Use f-strings to combine two strings. There are other ways to do this, but Python's f-strings are quite useful.
name1 = feature_names[0]
name2 = feature_names[1]
print(f"name1: {name1}")
print(f"name2: {name2}")
name1: Age name2: Systolic_BP
# Combine the names of two features into a single string, separated by '_&_' for clarity
combined_names = f"{name1}_&_{name2}"
combined_names
'Age_&_Systolic_BP'
X[combined_names] = X['Age'] + X['Systolic_BP']
X.head(2)
Age | Systolic_BP | Diastolic_BP | Cholesterol | Age_&_Systolic_BP | |
---|---|---|---|---|---|
0 | 77.19634 | 78.784208 | 87.026569 | 82.760275 | 155.980548 |
1 | 63.52985 | 105.171676 | 83.396113 | 80.923284 | 168.701526 |
Why do you think it makes more sense to multiply two features together rather than adding them together?
Please take a look at two features, and compare what you get when you add them, versus when you multiply them together.
# Generate a small dataset with two features
df = pd.DataFrame({'v1': [1,1,1,2,2,2,3,3,3],
'v2': [100,200,300,100,200,300,100,200,300]
})
# add the two features together
df['v1 + v2'] = df['v1'] + df['v2']
# multiply the two features together
df['v1 x v2'] = df['v1'] * df['v2']
df
v1 | v2 | v1 + v2 | v1 x v2 | |
---|---|---|---|---|
0 | 1 | 100 | 101 | 100 |
1 | 1 | 200 | 201 | 200 |
2 | 1 | 300 | 301 | 300 |
3 | 2 | 100 | 102 | 200 |
4 | 2 | 200 | 202 | 400 |
5 | 2 | 300 | 302 | 600 |
6 | 3 | 100 | 103 | 300 |
7 | 3 | 200 | 203 | 600 |
8 | 3 | 300 | 303 | 900 |
It may not be immediately apparent how adding or multiplying makes a difference; either way you get unique values for each of these operations.
To view the data in a more helpful way, rearrange the data (pivot it) so that:
Display the resulting data in a heatmap.
# Import seaborn in order to use a heatmap plot
import seaborn as sns
# Pivot the data so that v1 + v2 is the value
df_add = df.pivot(index='v1',
columns='v2',
values='v1 + v2'
)
print("v1 + v2\n")
display(df_add)
print()
sns.heatmap(df_add);
v1 + v2
v2 | 100 | 200 | 300 |
---|---|---|---|
v1 | |||
1 | 101 | 201 | 301 |
2 | 102 | 202 | 302 |
3 | 103 | 203 | 303 |
Notice that it doesn't seem like you can easily distinguish clearly when you vary feature 1 (which ranges from 1 to 3), since feature 2 is so much larger in magnitude (100 to 300). This is because you added the two features together.
Now pivot the data so that:
Use a heatmap to visualize the table.
df_mult = df.pivot(index='v1',
columns='v2',
values='v1 x v2'
)
print('v1 x v2')
display(df_mult)
print()
sns.heatmap(df_mult);
v1 x v2
v2 | 100 | 200 | 300 |
---|---|---|---|
v1 | |||
1 | 100 | 200 | 300 |
2 | 200 | 400 | 600 |
3 | 300 | 600 | 900 |
Notice how when you multiply the features, the heatmap looks more like a 'grid' shape instead of three vertical bars.
This means that you are more clearly able to make a distinction as feature 1 varies from 1 to 2 to 3.
When you find the interaction between two features, you ideally hope to see how varying one feature makes an impact on the interaction term.
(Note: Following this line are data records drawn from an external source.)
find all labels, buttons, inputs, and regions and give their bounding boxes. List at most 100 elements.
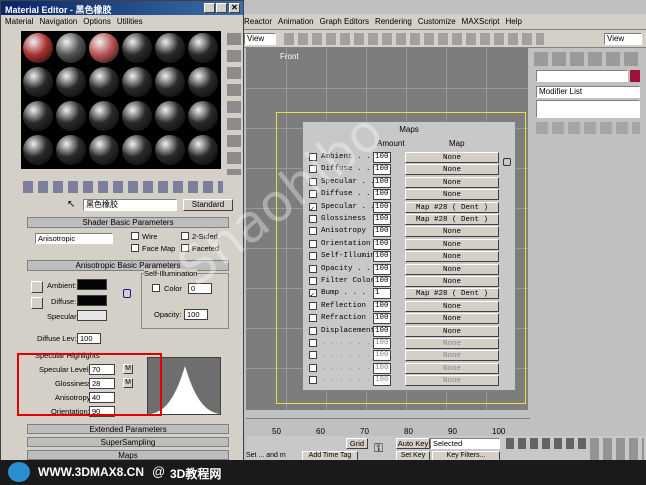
- map-enable-checkbox[interactable]: [309, 227, 317, 236]
- specular-swatch[interactable]: [77, 310, 107, 321]
- pick-material-icon[interactable]: ↖: [67, 199, 75, 210]
- map-enable-checkbox[interactable]: [309, 376, 317, 385]
- material-slot[interactable]: [188, 33, 218, 63]
- map-button[interactable]: None: [405, 152, 499, 163]
- max-menu-item-6[interactable]: Help: [505, 17, 521, 26]
- max-menu-item-3[interactable]: Rendering: [375, 17, 412, 26]
- maps-rollout[interactable]: Maps: [27, 450, 229, 460]
- material-slot[interactable]: [56, 33, 86, 63]
- diffuse-level-value[interactable]: 100: [77, 333, 101, 344]
- map-amount[interactable]: 100: [373, 362, 391, 374]
- map-enable-checkbox[interactable]: [309, 264, 317, 273]
- maximize-button[interactable]: [216, 3, 227, 13]
- material-slot[interactable]: [155, 67, 185, 97]
- map-amount[interactable]: 100: [373, 375, 391, 387]
- supersampling-rollout[interactable]: SuperSampling: [27, 437, 229, 447]
- mat-menu-item-3[interactable]: Utilities: [117, 17, 143, 26]
- material-slot[interactable]: [155, 33, 185, 63]
- selected-dropdown[interactable]: Selected: [430, 438, 500, 449]
- material-slot[interactable]: [56, 135, 86, 165]
- map-button[interactable]: None: [405, 189, 499, 201]
- map-button[interactable]: Map #28 ( Dent ): [405, 288, 499, 300]
- nav-controls[interactable]: [590, 438, 644, 460]
- minimize-button[interactable]: [204, 3, 215, 13]
- material-slot[interactable]: [155, 135, 185, 165]
- material-slot[interactable]: [188, 67, 218, 97]
- mat-menu-item-0[interactable]: Material: [5, 17, 33, 26]
- map-button[interactable]: None: [405, 276, 499, 287]
- map-amount[interactable]: 100: [373, 201, 391, 213]
- map-amount[interactable]: 100: [373, 350, 391, 362]
- material-slot[interactable]: [122, 135, 152, 165]
- close-button[interactable]: ✕: [229, 3, 240, 13]
- map-button[interactable]: None: [405, 362, 499, 374]
- material-slot[interactable]: [56, 101, 86, 131]
- key-icon[interactable]: ⚿: [374, 441, 383, 456]
- map-button[interactable]: Map #28 ( Dent ): [405, 201, 499, 213]
- lock-diffuse-specular-icon[interactable]: [31, 297, 43, 309]
- map-amount[interactable]: 100: [373, 214, 391, 225]
- playback-controls[interactable]: [506, 438, 586, 449]
- map-amount[interactable]: 100: [373, 189, 391, 201]
- map-amount[interactable]: 100: [373, 238, 391, 250]
- map-button[interactable]: None: [405, 176, 499, 188]
- map-button[interactable]: None: [405, 313, 499, 325]
- view-small-dropdown[interactable]: View: [604, 33, 642, 45]
- map-enable-checkbox[interactable]: [309, 314, 317, 323]
- max-menu-item-1[interactable]: Animation: [278, 17, 314, 26]
- map-button[interactable]: None: [405, 251, 499, 263]
- max-menu-item-0[interactable]: Reactor: [244, 17, 272, 26]
- ambient-swatch[interactable]: [77, 279, 107, 290]
- map-enable-checkbox[interactable]: [309, 277, 317, 285]
- map-button[interactable]: Map #28 ( Dent ): [405, 214, 499, 225]
- diffuse-swatch[interactable]: [77, 295, 107, 306]
- map-enable-checkbox[interactable]: [309, 301, 317, 310]
- map-button[interactable]: None: [405, 164, 499, 176]
- map-button[interactable]: None: [405, 338, 499, 349]
- material-slot[interactable]: [89, 67, 119, 97]
- map-amount[interactable]: 100: [373, 226, 391, 238]
- material-slot[interactable]: [188, 135, 218, 165]
- material-slot[interactable]: [23, 101, 53, 131]
- map-amount[interactable]: 100: [373, 338, 391, 349]
- auto-key-button[interactable]: Auto Key: [396, 438, 430, 449]
- material-slot[interactable]: [23, 33, 53, 63]
- material-slot[interactable]: [23, 135, 53, 165]
- map-button[interactable]: None: [405, 350, 499, 362]
- modifier-list[interactable]: Modifier List: [536, 86, 640, 98]
- view-dropdown[interactable]: View: [244, 33, 276, 45]
- map-enable-checkbox[interactable]: [309, 326, 317, 335]
- color-checkbox[interactable]: [152, 284, 160, 292]
- map-button[interactable]: None: [405, 325, 499, 337]
- material-slot[interactable]: [89, 33, 119, 63]
- map-enable-checkbox[interactable]: [309, 239, 317, 248]
- max-menu-item-2[interactable]: Graph Editors: [320, 17, 369, 26]
- material-name-dropdown[interactable]: 黑色橡胶: [83, 199, 177, 211]
- map-enable-checkbox[interactable]: [309, 339, 317, 347]
- map-amount[interactable]: 100: [373, 276, 391, 287]
- bottom-toolbar[interactable]: [23, 181, 223, 193]
- lock-icon[interactable]: [123, 289, 131, 298]
- map-amount[interactable]: 100: [373, 164, 391, 176]
- map-amount[interactable]: 100: [373, 325, 391, 337]
- object-color-swatch[interactable]: [630, 70, 640, 82]
- map-amount[interactable]: 100: [373, 263, 391, 275]
- material-slot[interactable]: [155, 101, 185, 131]
- map-enable-checkbox[interactable]: [309, 252, 317, 261]
- opacity-value[interactable]: 100: [184, 309, 208, 320]
- shader-type-dropdown[interactable]: Anisotropic: [35, 233, 113, 244]
- material-slot[interactable]: [89, 135, 119, 165]
- material-slot[interactable]: [56, 67, 86, 97]
- modifier-stack[interactable]: [536, 100, 640, 118]
- map-button[interactable]: None: [405, 263, 499, 275]
- mat-menu-item-1[interactable]: Navigation: [39, 17, 77, 26]
- wire-checkbox[interactable]: [131, 232, 139, 240]
- max-menu-item-4[interactable]: Customize: [418, 17, 456, 26]
- material-slot[interactable]: [122, 67, 152, 97]
- map-enable-checkbox[interactable]: [309, 215, 317, 223]
- map-amount[interactable]: 100: [373, 300, 391, 312]
- material-slot[interactable]: [122, 101, 152, 131]
- extended-params-rollout[interactable]: Extended Parameters: [27, 424, 229, 434]
- map-enable-checkbox[interactable]: [309, 351, 317, 360]
- material-slot[interactable]: [188, 101, 218, 131]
This is better achieved by multiplying the two features together rather than adding them together.
Another way to think of this is that you want to separate the feature space into a "grid", which you can do by multiplying the features together.
In this week's assignment, you will create interaction terms!